Here's a nice factoid from it:

> circa 1970 Accidental production of first glass bubbles at 3M plant in Guin, AL

> circa 1975 Cryogenic research testing by G. R. Cunnington and C. L. Tien at UC Berkeley

I wonder what is the long-term future of these tanks?

10 years from now, SLS will likely be winding down. Few see it as the long-term answer. How long it has to last, really depends, I think, on how quickly SpaceX can get Starship operational.

Once SLS is finally mothballed – whether that happens in 5 years or 10 – then what happens to all this hydrolox infrastructure? Methalox can use the oxygen tanks, but how feasible would it be to put methane in the hydrogen tanks?

The answer is given in the slides; Potential for use in global logistics supply chains of LH2 storage and transfer.

One has to wonder how likely such a future use actually is going to be.

Opinions vary widely as to how much adoption hydrogen is actually going to see in coming decades. Attempts to commercialise it thus far have seen quite limited success, and sceptics who question whether there will be any greater success in the future could be right.

Even if those sceptics are wrong, and the "hydrogen economy" really takes off – how close is this hydrogen storage infrastructure going to be to the actual supply, demand and transit points? It might turn out to be in an inconvenient location given the geography of the supply chain, and end up seeing little use as a result. Is the fact that this is right next to a rocket launchpad – which I assume will still be in use for decades to come, even if not for SLS – going to impose a limit on potential non-space uses?

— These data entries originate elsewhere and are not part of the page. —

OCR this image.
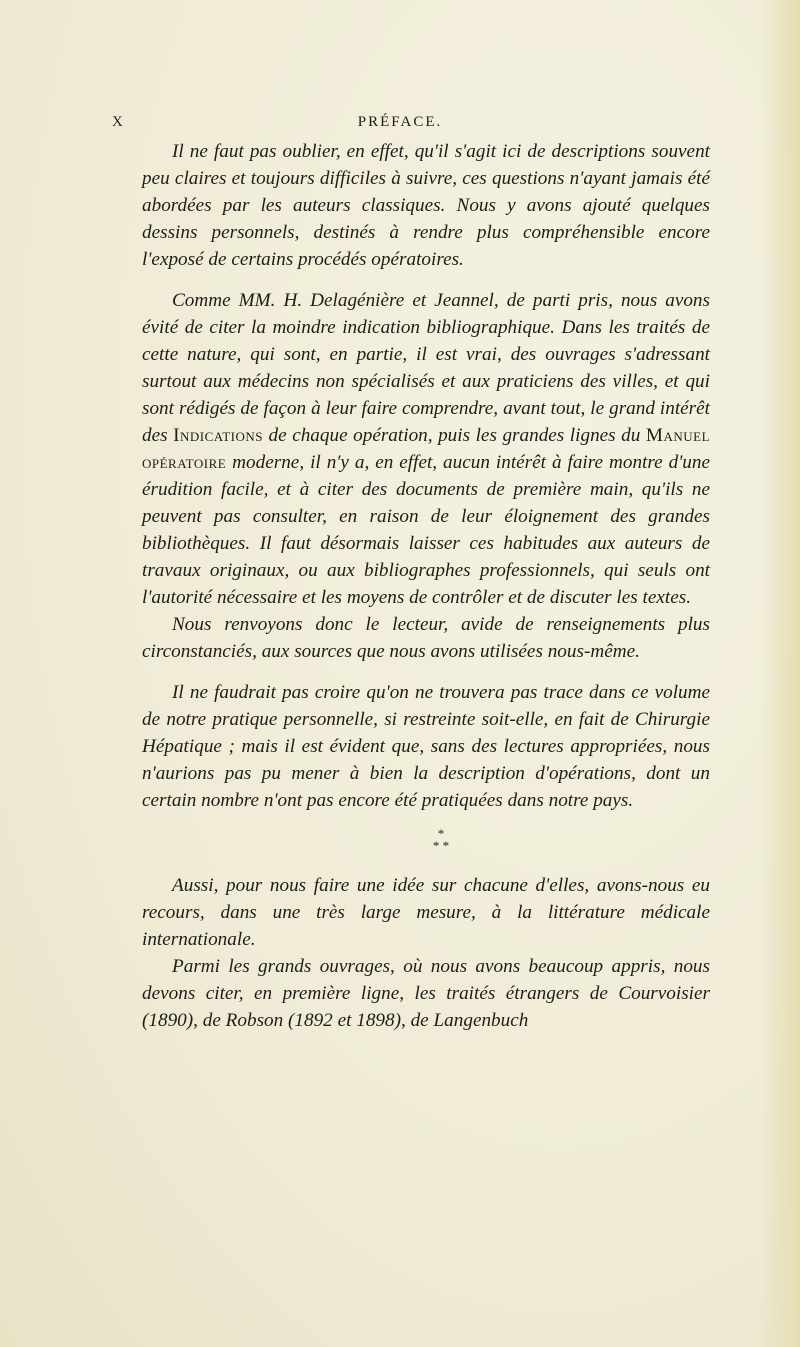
X	PRÉFACE.

Il ne faut pas oublier, en effet, qu'il s'agit ici de descriptions souvent peu claires et toujours difficiles à suivre, ces questions n'ayant jamais été abordées par les auteurs classiques. Nous y avons ajouté quelques dessins personnels, destinés à rendre plus compréhensible encore l'exposé de certains procédés opératoires.

Comme MM. H. Delagénière et Jeannel, de parti pris, nous avons évité de citer la moindre indication bibliographique. Dans les traités de cette nature, qui sont, en partie, il est vrai, des ouvrages s'adressant surtout aux médecins non spécialisés et aux praticiens des villes, et qui sont rédigés de façon à leur faire comprendre, avant tout, le grand intérêt des Indications de chaque opération, puis les grandes lignes du Manuel opératoire moderne, il n'y a, en effet, aucun intérêt à faire montre d'une érudition facile, et à citer des documents de première main, qu'ils ne peuvent pas consulter, en raison de leur éloignement des grandes bibliothèques. Il faut désormais laisser ces habitudes aux auteurs de travaux originaux, ou aux bibliographes professionnels, qui seuls ont l'autorité nécessaire et les moyens de contrôler et de discuter les textes.

Nous renvoyons donc le lecteur, avide de renseignements plus circonstanciés, aux sources que nous avons utilisées nous-même.

Il ne faudrait pas croire qu'on ne trouvera pas trace dans ce volume de notre pratique personnelle, si restreinte soit-elle, en fait de Chirurgie Hépatique ; mais il est évident que, sans des lectures appropriées, nous n'aurions pas pu mener à bien la description d'opérations, dont un certain nombre n'ont pas encore été pratiquées dans notre pays.

*
* *

Aussi, pour nous faire une idée sur chacune d'elles, avons-nous eu recours, dans une très large mesure, à la littérature médicale internationale.

Parmi les grands ouvrages, où nous avons beaucoup appris, nous devons citer, en première ligne, les traités étrangers de Courvoisier (1890), de Robson (1892 et 1898), de Langenbuch
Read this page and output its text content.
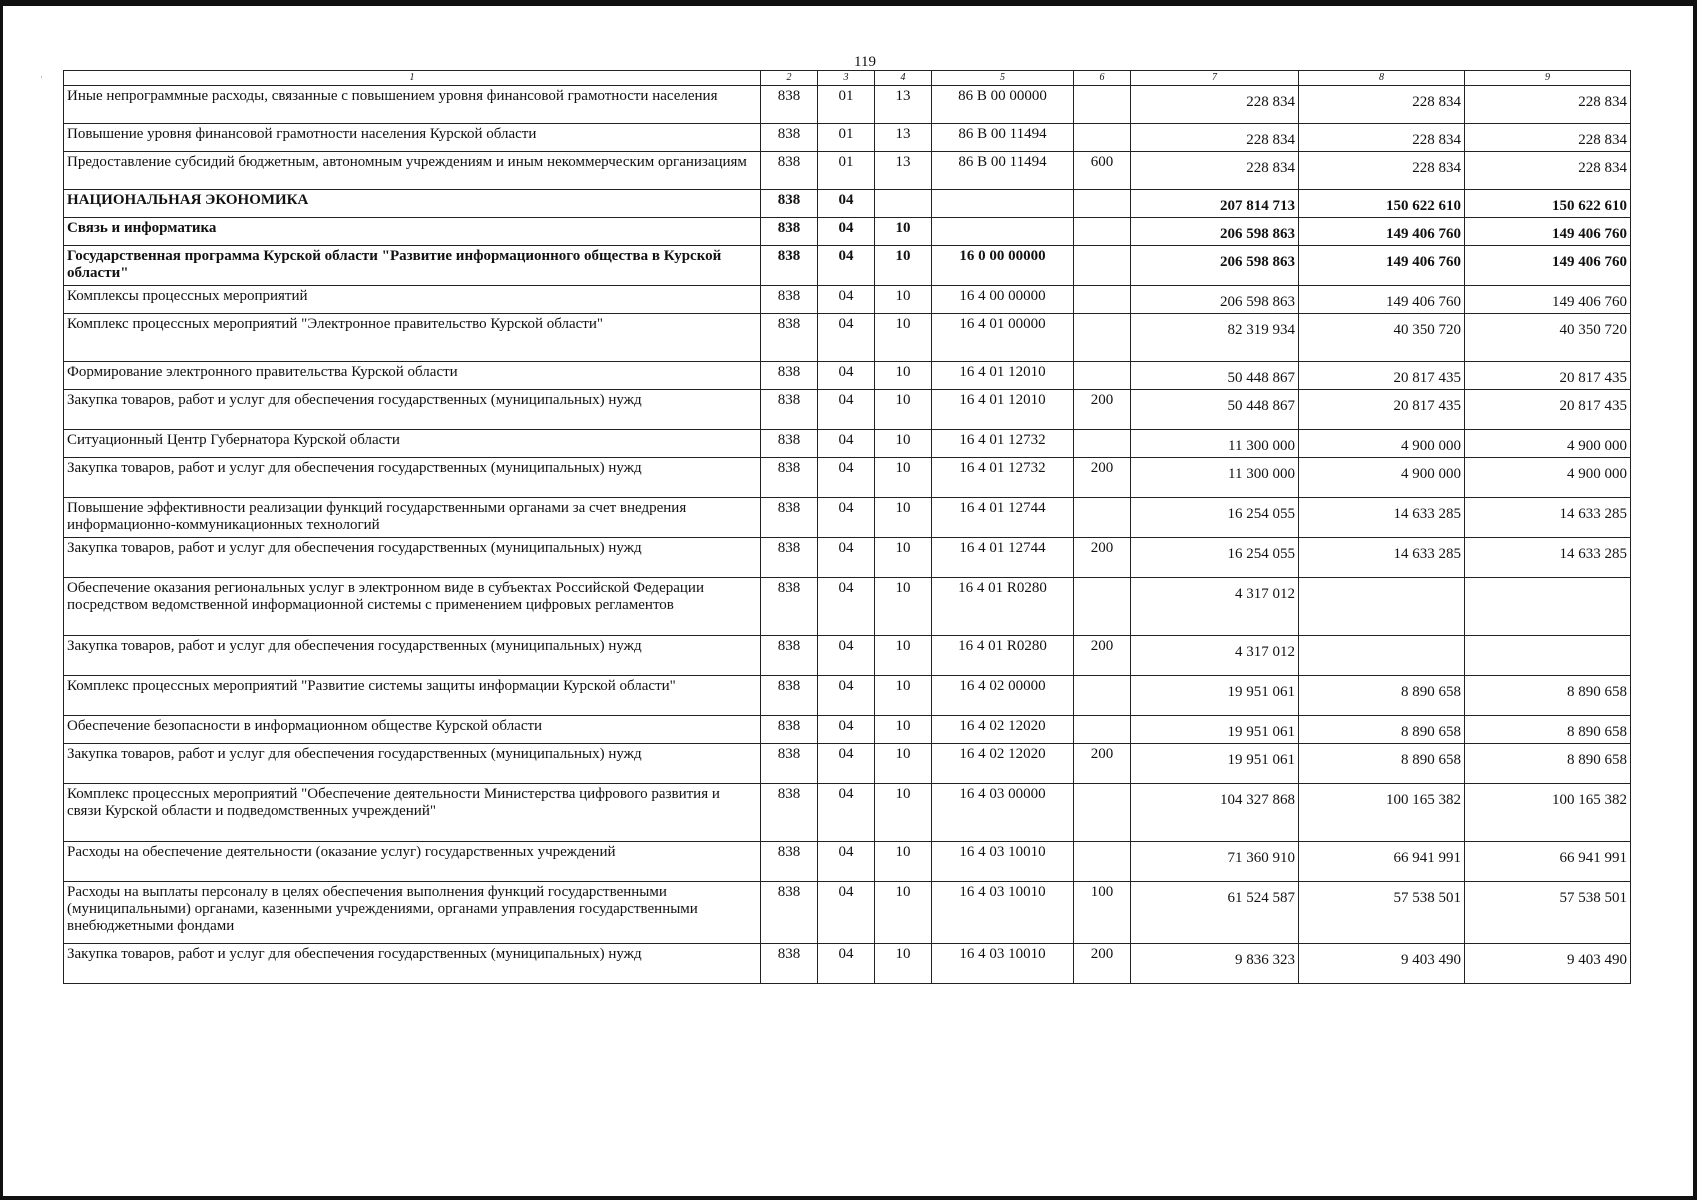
119
·	1	2	3	4	5	6	7	8	9
Иные непрограммные расходы, связанные с повышением уровня финансовой грамотности населения	838	01	13	86 В 00 00000		228 834	228 834	228 834
Повышение уровня финансовой грамотности населения Курской области	838	01	13	86 В 00 11494		228 834	228 834	228 834
Предоставление субсидий бюджетным, автономным учреждениям и иным некоммерческим организациям	838	01	13	86 В 00 11494	600	228 834	228 834	228 834
НАЦИОНАЛЬНАЯ ЭКОНОМИКА	838	04				207 814 713	150 622 610	150 622 610
Связь и информатика	838	04	10			206 598 863	149 406 760	149 406 760
Государственная программа Курской области "Развитие информационного общества в Курской области"	838	04	10	16 0 00 00000		206 598 863	149 406 760	149 406 760
Комплексы процессных мероприятий	838	04	10	16 4 00 00000		206 598 863	149 406 760	149 406 760
Комплекс процессных мероприятий "Электронное правительство Курской области"	838	04	10	16 4 01 00000		82 319 934	40 350 720	40 350 720
Формирование электронного правительства Курской области	838	04	10	16 4 01 12010		50 448 867	20 817 435	20 817 435
Закупка товаров, работ и услуг для обеспечения государственных (муниципальных) нужд	838	04	10	16 4 01 12010	200	50 448 867	20 817 435	20 817 435
Ситуационный Центр Губернатора Курской области	838	04	10	16 4 01 12732		11 300 000	4 900 000	4 900 000
Закупка товаров, работ и услуг для обеспечения государственных (муниципальных) нужд	838	04	10	16 4 01 12732	200	11 300 000	4 900 000	4 900 000
Повышение эффективности реализации функций государственными органами за счет внедрения информационно-коммуникационных технологий	838	04	10	16 4 01 12744		16 254 055	14 633 285	14 633 285
Закупка товаров, работ и услуг для обеспечения государственных (муниципальных) нужд	838	04	10	16 4 01 12744	200	16 254 055	14 633 285	14 633 285
Обеспечение оказания региональных услуг в электронном виде в субъектах Российской Федерации посредством ведомственной информационной системы с применением цифровых регламентов	838	04	10	16 4 01 R0280		4 317 012		
Закупка товаров, работ и услуг для обеспечения государственных (муниципальных) нужд	838	04	10	16 4 01 R0280	200	4 317 012		
Комплекс процессных мероприятий "Развитие системы защиты информации Курской области"	838	04	10	16 4 02 00000		19 951 061	8 890 658	8 890 658
Обеспечение безопасности в информационном обществе Курской области	838	04	10	16 4 02 12020		19 951 061	8 890 658	8 890 658
Закупка товаров, работ и услуг для обеспечения государственных (муниципальных) нужд	838	04	10	16 4 02 12020	200	19 951 061	8 890 658	8 890 658
Комплекс процессных мероприятий "Обеспечение деятельности Министерства цифрового развития и связи Курской области и подведомственных учреждений"	838	04	10	16 4 03 00000		104 327 868	100 165 382	100 165 382
Расходы на обеспечение деятельности (оказание услуг) государственных учреждений	838	04	10	16 4 03 10010		71 360 910	66 941 991	66 941 991
Расходы на выплаты персоналу в целях обеспечения выполнения функций государственными (муниципальными) органами, казенными учреждениями, органами управления государственными внебюджетными фондами	838	04	10	16 4 03 10010	100	61 524 587	57 538 501	57 538 501
Закупка товаров, работ и услуг для обеспечения государственных (муниципальных) нужд	838	04	10	16 4 03 10010	200	9 836 323	9 403 490	9 403 490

It's a big tank, but not so big it couldn't be shipped anywhere in the world it is needed and reassembled.

What’s the cost per liter of this tank vs. the one built in the 1960s?

They can build earthworks, it's not too bad. It's similar to Manhattan Island for example, unless there's a catastrophic failure of planning and action, they can build a sea wall around it and put storm surge control devices in the rivers.

Remind me how Manhattan fared during Sandy?

Being right beside the sea is a feature, to improve range safety by launching over the sea.

Also: Methalox rockets are proving to be a better choice than hydrogen powered rockets, and while you could store methane in that tank, it's about the most expensive way possible to store methane per litre.

More SLS brain damage.

Methalox can be a better choice if you are designing a reusable launch system and you are optimizing for low cost to orbit.

SLS is planned as an expendable launch system that will put spacecraft far beyond Earth orbit. They need the specific impulse that hydrogen offers.

And in related news, liquid hydrogen is going to become just as mainstream as LNG is today, within a decade from now. All the major LNG ship builders (KHI, GTT etc.) are building and testing LH2 transport ships as we speak. Suiso Frontier began operational sailing more than a year ago.

Methalox ends up being preferable because Hydrogen ends up performing relatively similarly when accounting for the extra tank mass needed to effectively contain it (both in terms of thicker walls and larger tanks in general). Methalox can't achieve Hydrogen ISPs but in exchange it's much easier to contain, allowing for much lighter and simpler tanks, resulting in similar deltaV overall.

On top of that cryo methane and oxygen are at closer temperatures than hydrogen and oxygen, which simplifies storage further.

So effectively the difference is that Hydrogen embrittles everything and makes development more expensive even without reuse considerations, making Methane superior unless you're SLS and being wasteful is a feature.

It's been a while but it seemed to me that high ISP isn't very big win for the first stage anyways. Basically linear with everything being equal which as you mention it isn't. So slightly lower ISP means slightly heavy first stage.

Either way it's disappointing NASA is determined to keep the Space Shuttle's white tech elephant going.

Low cost to orbit is the whole ball game. If you have that, everything else is dramatically easier. Not optimizing for that is, as the grandparent comment put it, brain damage. (AKA politics)

The private space industry interprets brain damage as damage and routes around it.

> Methalox can be a better choice if you are designing a reusable launch system and you are optimizing for low cost to orbit.

The only reason to not design a reusable launch system in the past 7 years is because you lack foresight, or you have a design by committee where you're being forced into poor decisions for political gain.

> They need the specific impulse that hydrogen offers.

They wanted it, sure: there's more than one way to build a big rocket, and the choice that Congress/NASA made was to use hydrogen on a sustainer stage.

They could have made other choices.

It's rising at one foot per century, so they've got some time.